Burton J. Tabaac, MD
Escalard S, Chalumeau, Escalard C, Redjem H, Delvoye F, Hébert S, Smajda S, Ciccio G, Desilles J-P, Mazighi M, et al. Early Brain Imaging Shows Increased Severity of Acute Ischemic Strokes With Large Vessel Occlusion in COVID-19 Patients. Stroke. 2020.
In May of this year, amidst the sweeping COVID-19 global pandemic, the New England Journal of Medicine published a paper detailing how large vessel occlusive disease might be a presenting feature in patients with strokes secondary to the infection.1 The authors of this particular paper, cited above, build upon the NEJM observation with imaging evidence to posit that strokes secondary to COVID-19 are also more severe in nature.

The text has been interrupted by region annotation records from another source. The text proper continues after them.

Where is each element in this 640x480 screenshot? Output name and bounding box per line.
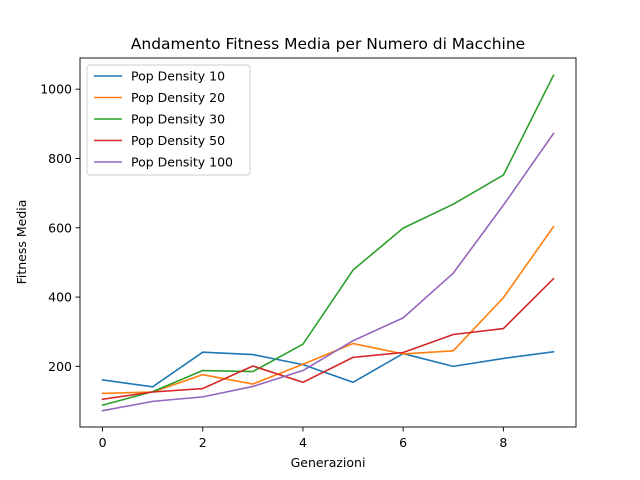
legend-entry-2: Pop Density 20	[131, 90, 225, 105]
y-tick-label: 1000	[40, 82, 72, 97]
x-tick-label: 0	[99, 435, 107, 450]
legend-entry-1: Pop Density 10	[131, 69, 225, 84]
x-tick-label: 8	[499, 435, 507, 450]
legend-entry-5: Pop Density 100	[131, 155, 233, 170]
legend: Pop Density 10 Pop Density 20 Pop Density …	[86, 64, 251, 176]
series-line-5	[101, 132, 555, 412]
x-tick-label: 4	[299, 435, 307, 450]
legend-entry-3: Pop Density 30	[131, 112, 225, 127]
x-axis: 0 2 4 6 8	[99, 427, 507, 450]
y-tick-label: 200	[48, 359, 72, 374]
x-tick-label: 2	[199, 435, 207, 450]
y-tick-label: 800	[48, 151, 72, 166]
y-axis-label: Fitness Media	[14, 200, 29, 285]
axes-frame	[79, 57, 577, 428]
x-axis-label: Generazioni	[291, 455, 366, 470]
series-line-4	[101, 277, 555, 401]
y-axis: 200 400 600 800 1000	[40, 82, 80, 374]
y-tick-label: 400	[48, 290, 72, 305]
legend-box	[86, 64, 251, 176]
plot-area	[101, 74, 555, 412]
x-tick-label: 6	[399, 435, 407, 450]
series-line-1	[101, 350, 555, 388]
series-line-2	[101, 225, 555, 395]
y-tick-label: 600	[48, 220, 72, 235]
series-line-3	[101, 74, 555, 407]
chart-title: Andamento Fitness Media per Numero di Ma…	[131, 35, 525, 53]
legend-entry-4: Pop Density 50	[131, 133, 225, 148]
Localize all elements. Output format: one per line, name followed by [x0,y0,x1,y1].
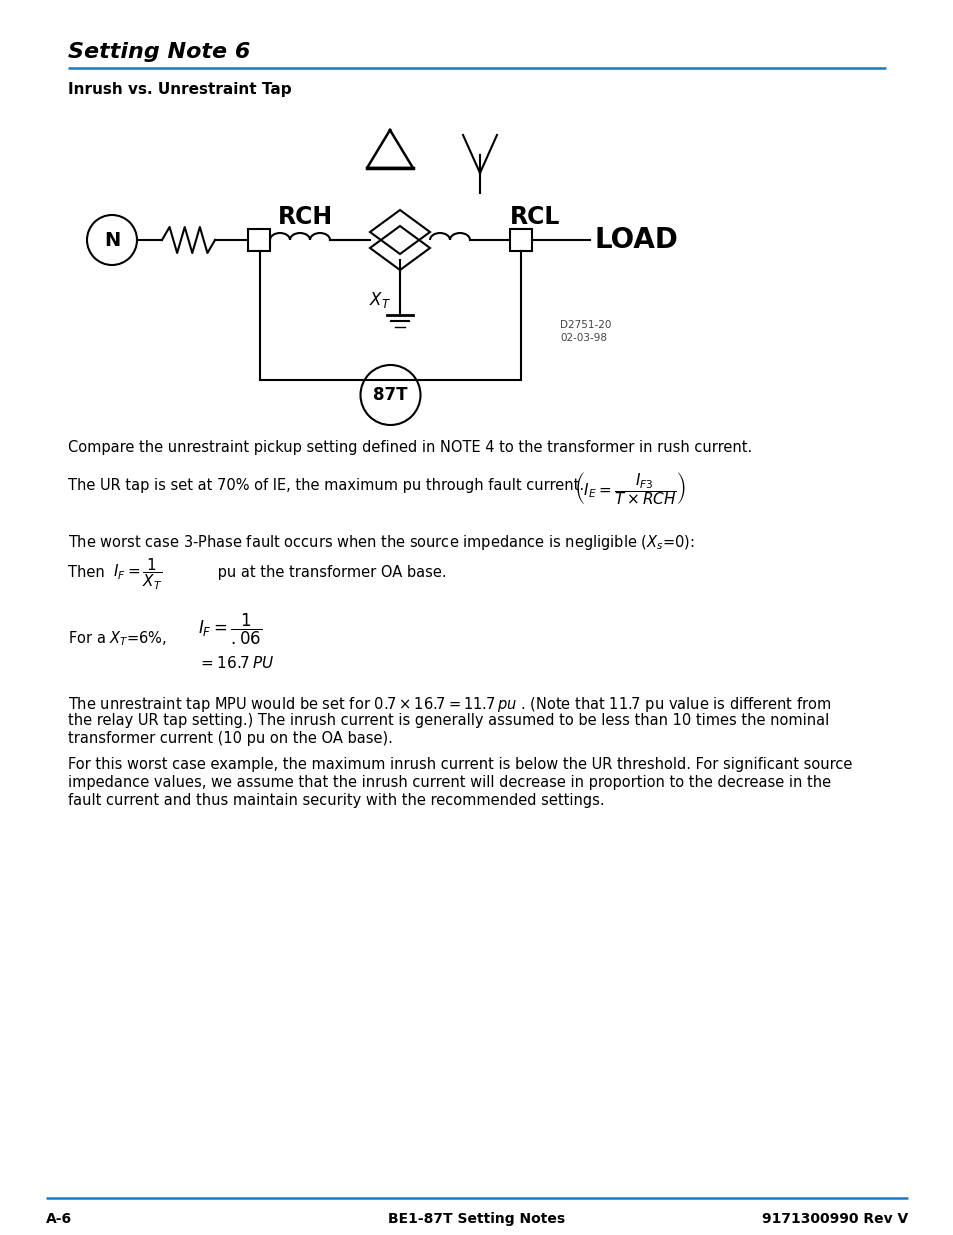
Text: $\left( I_E = \dfrac{I_{F3}}{T \times RCH} \right)$: $\left( I_E = \dfrac{I_{F3}}{T \times RC… [574,471,685,508]
Text: The unrestraint tap MPU would be set for $0.7 \times 16.7 = 11.7\,pu$ . (Note th: The unrestraint tap MPU would be set for… [68,695,831,714]
Text: $I_F = \dfrac{1}{.06}$: $I_F = \dfrac{1}{.06}$ [198,613,262,647]
Text: the relay UR tap setting.) The inrush current is generally assumed to be less th: the relay UR tap setting.) The inrush cu… [68,713,828,727]
Text: RCL: RCL [509,205,559,228]
Text: D2751-20
02-03-98: D2751-20 02-03-98 [559,320,611,343]
Text: $= 16.7\,PU$: $= 16.7\,PU$ [198,655,274,671]
Text: transformer current (10 pu on the OA base).: transformer current (10 pu on the OA bas… [68,731,393,746]
Text: A-6: A-6 [46,1212,72,1226]
Text: The UR tap is set at 70% of IE, the maximum pu through fault current.: The UR tap is set at 70% of IE, the maxi… [68,478,583,493]
Text: For this worst case example, the maximum inrush current is below the UR threshol: For this worst case example, the maximum… [68,757,851,772]
Text: 9171300990 Rev V: 9171300990 Rev V [760,1212,907,1226]
Text: BE1-87T Setting Notes: BE1-87T Setting Notes [388,1212,565,1226]
Text: Inrush vs. Unrestraint Tap: Inrush vs. Unrestraint Tap [68,82,292,98]
Text: Then: Then [68,564,113,580]
Text: RCH: RCH [277,205,333,228]
Text: N: N [104,231,120,249]
Text: impedance values, we assume that the inrush current will decrease in proportion : impedance values, we assume that the inr… [68,776,830,790]
Text: 87T: 87T [373,387,407,404]
Text: pu at the transformer OA base.: pu at the transformer OA base. [213,564,446,580]
Bar [248,228,270,251]
Text: $I_F = \dfrac{1}{X_T}$: $I_F = \dfrac{1}{X_T}$ [112,557,162,593]
Text: fault current and thus maintain security with the recommended settings.: fault current and thus maintain security… [68,793,604,808]
Text: The worst case 3-Phase fault occurs when the source impedance is negligible ($X_: The worst case 3-Phase fault occurs when… [68,534,694,552]
Text: Setting Note 6: Setting Note 6 [68,42,250,62]
Text: LOAD: LOAD [595,226,679,254]
Bar [510,228,532,251]
Text: $X_T$: $X_T$ [369,290,391,310]
Text: For a $X_T$=6%,: For a $X_T$=6%, [68,629,167,647]
Text: Compare the unrestraint pickup setting defined in NOTE 4 to the transformer in r: Compare the unrestraint pickup setting d… [68,440,752,454]
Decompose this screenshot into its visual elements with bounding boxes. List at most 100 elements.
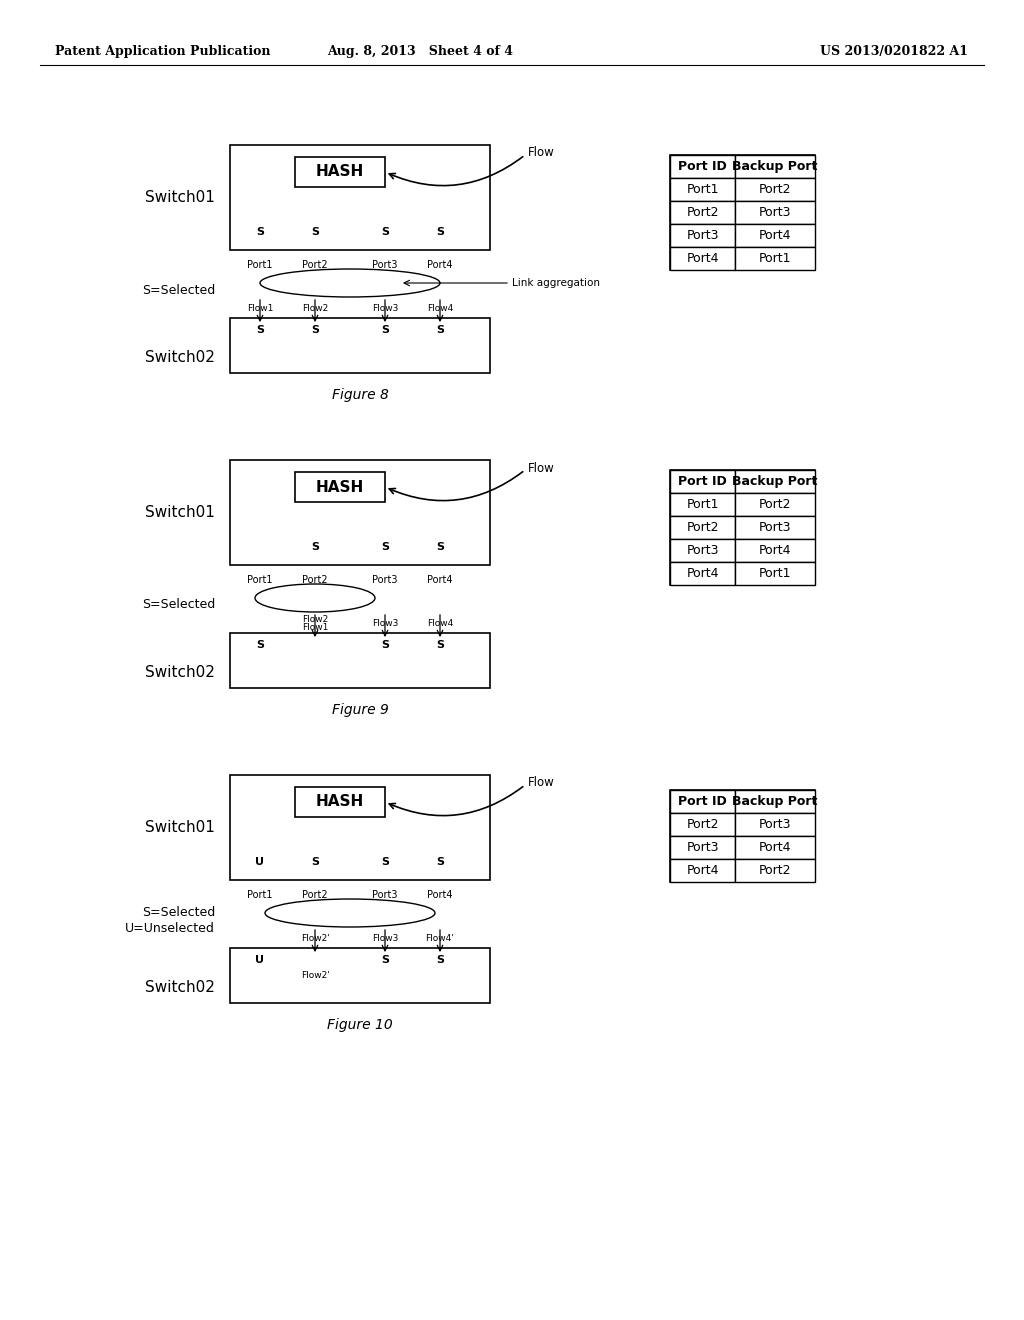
Text: Port2: Port2 [302, 576, 328, 585]
Bar [670, 836, 735, 859]
Bar [735, 201, 815, 224]
Bar [670, 224, 735, 247]
Bar [735, 154, 815, 178]
Text: Switch02: Switch02 [145, 350, 215, 366]
Text: S: S [436, 954, 444, 965]
Text: S: S [381, 227, 389, 238]
Text: S: S [381, 857, 389, 867]
Bar [735, 492, 815, 516]
Text: Port4: Port4 [686, 252, 719, 265]
Text: Port ID: Port ID [678, 475, 727, 488]
Text: Switch02: Switch02 [145, 979, 215, 995]
Text: Port2: Port2 [302, 260, 328, 271]
Text: S=Selected: S=Selected [141, 598, 215, 611]
Text: Port4: Port4 [427, 260, 453, 271]
Text: Port3: Port3 [686, 228, 719, 242]
Text: Port1: Port1 [247, 260, 272, 271]
Bar [670, 562, 735, 585]
Bar [295, 787, 385, 817]
Text: Port1: Port1 [686, 183, 719, 195]
Text: S: S [436, 325, 444, 335]
Text: Flow: Flow [528, 147, 555, 160]
Text: US 2013/0201822 A1: US 2013/0201822 A1 [820, 45, 968, 58]
Text: Port4: Port4 [427, 576, 453, 585]
Bar [670, 154, 735, 178]
Text: Link aggregation: Link aggregation [512, 279, 600, 288]
Bar [735, 247, 815, 271]
Text: Flow4': Flow4' [426, 933, 455, 942]
Text: S: S [381, 954, 389, 965]
Text: S: S [436, 857, 444, 867]
Bar [670, 789, 735, 813]
Bar [295, 157, 385, 187]
Bar [735, 813, 815, 836]
Text: S: S [311, 325, 319, 335]
Text: Port4: Port4 [686, 865, 719, 876]
Text: Port3: Port3 [686, 544, 719, 557]
Text: Port3: Port3 [686, 841, 719, 854]
Text: Port2: Port2 [686, 206, 719, 219]
Bar [670, 154, 815, 271]
Bar [735, 470, 815, 492]
Bar [735, 539, 815, 562]
Text: S=Selected: S=Selected [141, 284, 215, 297]
Text: Flow4: Flow4 [427, 304, 454, 313]
Text: Port3: Port3 [759, 206, 792, 219]
Text: S: S [311, 857, 319, 867]
Text: Port2: Port2 [759, 183, 792, 195]
Text: Port4: Port4 [427, 890, 453, 900]
Text: S: S [311, 543, 319, 552]
Bar [230, 634, 490, 688]
Text: HASH: HASH [315, 795, 365, 809]
Text: Switch01: Switch01 [145, 506, 215, 520]
Text: U: U [256, 954, 264, 965]
Text: Port3: Port3 [759, 818, 792, 832]
Text: Port1: Port1 [686, 498, 719, 511]
Text: Port2: Port2 [759, 865, 792, 876]
Text: Port2: Port2 [302, 890, 328, 900]
Text: Figure 9: Figure 9 [332, 704, 388, 717]
Text: Flow3: Flow3 [372, 933, 398, 942]
Bar [735, 178, 815, 201]
Bar [670, 859, 735, 882]
Text: Flow2': Flow2' [301, 972, 330, 981]
Text: Flow2: Flow2 [302, 304, 328, 313]
Text: Port3: Port3 [373, 260, 397, 271]
Text: Port ID: Port ID [678, 160, 727, 173]
Bar [230, 318, 490, 374]
Text: Switch02: Switch02 [145, 665, 215, 680]
Text: Figure 8: Figure 8 [332, 388, 388, 403]
Text: S=Selected: S=Selected [141, 906, 215, 919]
Text: S: S [311, 227, 319, 238]
Bar [670, 470, 735, 492]
Text: Backup Port: Backup Port [732, 795, 818, 808]
Text: Port4: Port4 [759, 228, 792, 242]
Bar [670, 813, 735, 836]
Text: Port1: Port1 [759, 568, 792, 579]
Text: Port ID: Port ID [678, 795, 727, 808]
Text: Port1: Port1 [247, 890, 272, 900]
Text: Figure 10: Figure 10 [327, 1018, 393, 1032]
Text: Port1: Port1 [247, 576, 272, 585]
Bar [670, 789, 815, 882]
Bar [735, 789, 815, 813]
Text: Patent Application Publication: Patent Application Publication [55, 45, 270, 58]
Text: S: S [436, 640, 444, 649]
Text: Flow1: Flow1 [247, 304, 273, 313]
Text: Aug. 8, 2013   Sheet 4 of 4: Aug. 8, 2013 Sheet 4 of 4 [327, 45, 513, 58]
Text: Backup Port: Backup Port [732, 160, 818, 173]
Text: S: S [381, 543, 389, 552]
Bar [230, 459, 490, 565]
Bar [230, 948, 490, 1003]
Bar [670, 492, 735, 516]
Text: Port1: Port1 [759, 252, 792, 265]
Bar [670, 470, 815, 585]
Text: HASH: HASH [315, 165, 365, 180]
Text: S: S [381, 640, 389, 649]
Bar [670, 178, 735, 201]
Text: Flow: Flow [528, 776, 555, 789]
Bar [670, 516, 735, 539]
Text: Port4: Port4 [759, 544, 792, 557]
Text: Port3: Port3 [373, 576, 397, 585]
Bar [670, 539, 735, 562]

Patients were selected and included to be a part of the comparative cohort if COVID-19 was diagnosed (via real-time PCR) and had documented acute large vessel occlusion between the observation and recruitment timeframe between March 15 and April 30, 2020. Two of the authors of the study were blinded to the COVID-19 status of the patient and were asked to quantify the infarct core volume for all patients with large vessel occlusion during the time period. During the study, fifteen patients with large vessel occlusion and confirmed COVID-19 infection were treated.